Stem cells from adult tissue solve both problems, but they're not naturally pluripotent. That quality has to be induced.

Seven years ago, Kyoto University's Dr. Shinya Yamanaka figured out how to do that by inserting genes normally found in embryonic stem cells into mature cells, such as those found in skin. The discovery of "Induced Pluripotent Stem Cells" (iPSCs) netted Yamanaka the Nobel Prize in 2012.

Japanese doctors deployed Yamanaka's discovery in last month's age-related macular degeneration (AMD) procedure and five other patients are expected to receive the transplant in the coming months.

AMD occurs when the retina breaks down. The disease, which has no cure, can progress rapidly and is an ideal testing ground for iPS cell therapy.

"If you had to transplant cells, the best place in the body is the eye," explains Dr. Derek van der Kooy, a stem-cell researcher at the Donnelly Centre, University of Toronto. Among other things, retinal transplants are routine, and the eye tolerates grafts of new tissue better than other parts of the body. Retinal cells grow very efficiently too, reducing the chance that the transplant might include any leftover stem cells that could keep growing and cause cancer.

In November, 2013, a team of doctors and scientists led by Dr. Masayo Takahashi at the Riken Center for Developmental Biology (CDB) in Kobe scraped a tiny layer of skin from the patient's arm. They then inserted into the skin cells a cocktail of genes, normally found in embryos, to make them start behaving like stem cells. Next, they used molecular tricks to coax these stem cells to turn on retinal genes and make retinal tissue. It took 10 months to produce the retina that was of a desired quality and safe to transplant. In a two-hour operation, the patient received her new retina and was sent home six days later.

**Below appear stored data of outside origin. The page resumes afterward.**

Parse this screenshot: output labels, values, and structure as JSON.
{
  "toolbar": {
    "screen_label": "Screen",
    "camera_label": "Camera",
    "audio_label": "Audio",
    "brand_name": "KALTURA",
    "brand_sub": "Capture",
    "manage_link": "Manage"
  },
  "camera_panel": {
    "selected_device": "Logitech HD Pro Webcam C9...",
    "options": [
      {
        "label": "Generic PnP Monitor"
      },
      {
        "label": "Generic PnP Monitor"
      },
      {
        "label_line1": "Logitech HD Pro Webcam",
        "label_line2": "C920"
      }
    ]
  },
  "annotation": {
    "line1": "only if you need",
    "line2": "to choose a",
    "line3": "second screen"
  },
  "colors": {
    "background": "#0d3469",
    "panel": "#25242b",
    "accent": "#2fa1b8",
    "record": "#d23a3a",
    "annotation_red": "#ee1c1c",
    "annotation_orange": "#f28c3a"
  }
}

Still, there are significant safety concerns regarding this kind of therapy. Scientists do not fully understand how the introduced stem-cell genes work to turn a skin cell into a dividing iPS cell. While this generates an endless source of stem cells, there is a worry that these dividing cells could turn into cancer. "You only need one stem cell left in the graft that could lead to cancer," SickKids's Rossant warns.

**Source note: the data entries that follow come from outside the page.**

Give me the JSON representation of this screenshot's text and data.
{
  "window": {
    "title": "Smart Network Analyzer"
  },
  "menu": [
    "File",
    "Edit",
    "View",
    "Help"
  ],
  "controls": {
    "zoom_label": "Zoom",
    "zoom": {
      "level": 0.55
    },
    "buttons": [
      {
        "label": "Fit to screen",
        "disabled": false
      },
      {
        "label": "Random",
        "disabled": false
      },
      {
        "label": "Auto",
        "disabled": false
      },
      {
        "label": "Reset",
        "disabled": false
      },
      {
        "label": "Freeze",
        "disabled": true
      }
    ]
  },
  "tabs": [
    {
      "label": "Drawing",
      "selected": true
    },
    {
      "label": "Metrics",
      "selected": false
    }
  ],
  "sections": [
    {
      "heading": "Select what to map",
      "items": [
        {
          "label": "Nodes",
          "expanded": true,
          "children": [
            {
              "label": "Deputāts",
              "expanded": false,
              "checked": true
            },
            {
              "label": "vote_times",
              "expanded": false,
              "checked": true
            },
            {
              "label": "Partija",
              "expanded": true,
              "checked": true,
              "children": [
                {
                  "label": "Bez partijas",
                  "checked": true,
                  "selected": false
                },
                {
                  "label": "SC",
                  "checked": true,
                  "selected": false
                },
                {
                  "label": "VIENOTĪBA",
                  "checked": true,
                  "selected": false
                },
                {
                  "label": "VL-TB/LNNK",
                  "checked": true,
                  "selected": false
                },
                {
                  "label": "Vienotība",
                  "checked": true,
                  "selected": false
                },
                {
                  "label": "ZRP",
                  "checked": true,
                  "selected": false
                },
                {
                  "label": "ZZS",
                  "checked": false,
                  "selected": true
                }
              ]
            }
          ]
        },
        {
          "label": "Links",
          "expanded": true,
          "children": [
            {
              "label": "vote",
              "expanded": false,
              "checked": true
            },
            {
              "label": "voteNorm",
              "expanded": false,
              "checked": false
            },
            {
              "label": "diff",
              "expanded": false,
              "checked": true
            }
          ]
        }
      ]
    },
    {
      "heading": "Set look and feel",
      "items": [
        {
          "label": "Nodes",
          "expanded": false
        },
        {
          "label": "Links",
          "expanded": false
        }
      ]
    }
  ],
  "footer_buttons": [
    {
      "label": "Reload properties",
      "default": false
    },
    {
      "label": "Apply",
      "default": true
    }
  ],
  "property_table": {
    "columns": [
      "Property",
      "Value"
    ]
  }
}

And, in a tragic sidelight, CDB's deputy director killed himself only a few weeks before the procedure, after the centre had to retract two papers published in the journal Nature amid accusations of scientific misconduct. Nonetheless, the Riken Center remains highly regarded for its "fantastic" research, Rossant says.

If found safe and effective, this new treatment for AMD could be widely available in 2020, according to the Riken Center.

The world's stem-cell community is keen to see the next phase of this research.

Scientists across the world are using iPS cells to grow balls of tissue that strikingly resemble organs, such as kidney or liver. The next challenge is to fine-tune these into working organs that could then be used for transplants. This could revolutionize replacement therapy, eliminating organ waiting lists, powerful immunosuppressant drugs and fears of organ rejection.

Dr. Jovana Drinjakovic is a neuroscientist and a Fellow in Global Journalism at the Munk School in the University of Toronto.